# Reo: I Put The Magnet In Backwards...



## devdev

Ok so the little magnet on the door popped out. Not an issue, it has done it once before.

I popped it back in, but the polarity was the wrong way up. Now the door doesn't secure properly.

Anyone got a bright way I can remove it and turn it around?

Have tried tapping it against a steel bar, but its not budging....


----------



## eviltoy

Hahaha same story here

Reactions: Like 1


----------



## johan

@devdev & @eviltoy suggest you take a "stronger" magnet like you get in a hard disk drive and remove with opposite polarity.

Reactions: Like 1 | Agree 1


----------



## Andre

Acetone, if you glued it in. WARNING - acetone will damage the coating of your Reo.

Reactions: Like 1 | Agree 1


----------



## devdev

I didn't glue it luckily, just pressed it in quite firmly.

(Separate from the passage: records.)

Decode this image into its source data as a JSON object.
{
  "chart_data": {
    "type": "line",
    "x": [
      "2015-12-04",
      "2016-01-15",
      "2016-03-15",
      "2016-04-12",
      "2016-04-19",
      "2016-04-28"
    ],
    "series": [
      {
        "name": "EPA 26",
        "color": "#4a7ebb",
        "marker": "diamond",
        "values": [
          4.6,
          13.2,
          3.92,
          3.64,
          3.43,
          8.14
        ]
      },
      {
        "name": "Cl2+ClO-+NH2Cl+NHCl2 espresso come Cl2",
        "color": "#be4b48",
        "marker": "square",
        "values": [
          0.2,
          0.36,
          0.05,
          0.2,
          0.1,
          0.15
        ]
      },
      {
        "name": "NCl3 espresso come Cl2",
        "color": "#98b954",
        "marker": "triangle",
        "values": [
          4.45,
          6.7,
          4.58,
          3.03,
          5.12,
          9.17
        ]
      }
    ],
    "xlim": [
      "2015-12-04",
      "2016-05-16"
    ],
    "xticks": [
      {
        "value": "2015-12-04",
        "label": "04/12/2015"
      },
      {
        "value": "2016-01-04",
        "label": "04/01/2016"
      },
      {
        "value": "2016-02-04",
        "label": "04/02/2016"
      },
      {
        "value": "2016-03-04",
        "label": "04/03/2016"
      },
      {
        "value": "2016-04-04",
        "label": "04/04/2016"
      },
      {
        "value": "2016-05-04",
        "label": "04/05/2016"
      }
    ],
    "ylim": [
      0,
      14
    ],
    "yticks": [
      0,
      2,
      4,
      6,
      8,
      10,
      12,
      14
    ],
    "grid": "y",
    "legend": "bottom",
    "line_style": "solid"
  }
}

Only have one magnet of that sort of strength lying around. Going to see what I can do

Will report back. Thanks @Matthee and @johan

Reactions: Like 1


----------



## Alex

I took an old Hard Drive apart the other night, just to get the magnet out. And boy is that thing strong. I needed to use my vise grip to pull it off my safe door, which was the first thing I tested it on

Reactions: Funny 1


----------



## BhavZ

Those cheap gum balls work well, just chew it a bit, put it on the magnet and then put a metal rod on the other side, let the gum dry and pull, to get the magnet off the gum just soak it in warm water.

Reactions: Like 1 | Winner 1 | Informative 1


----------



## devdev

Banged it hard on the edge of a table and it came out. Popped it back in with a tiny dab of "No more nails" and left it to dry for an hour. All fine now.

Also finally popped in the Subohm kit, and built a para coil - wow, its like a whole new device

Reactions: Like 4


----------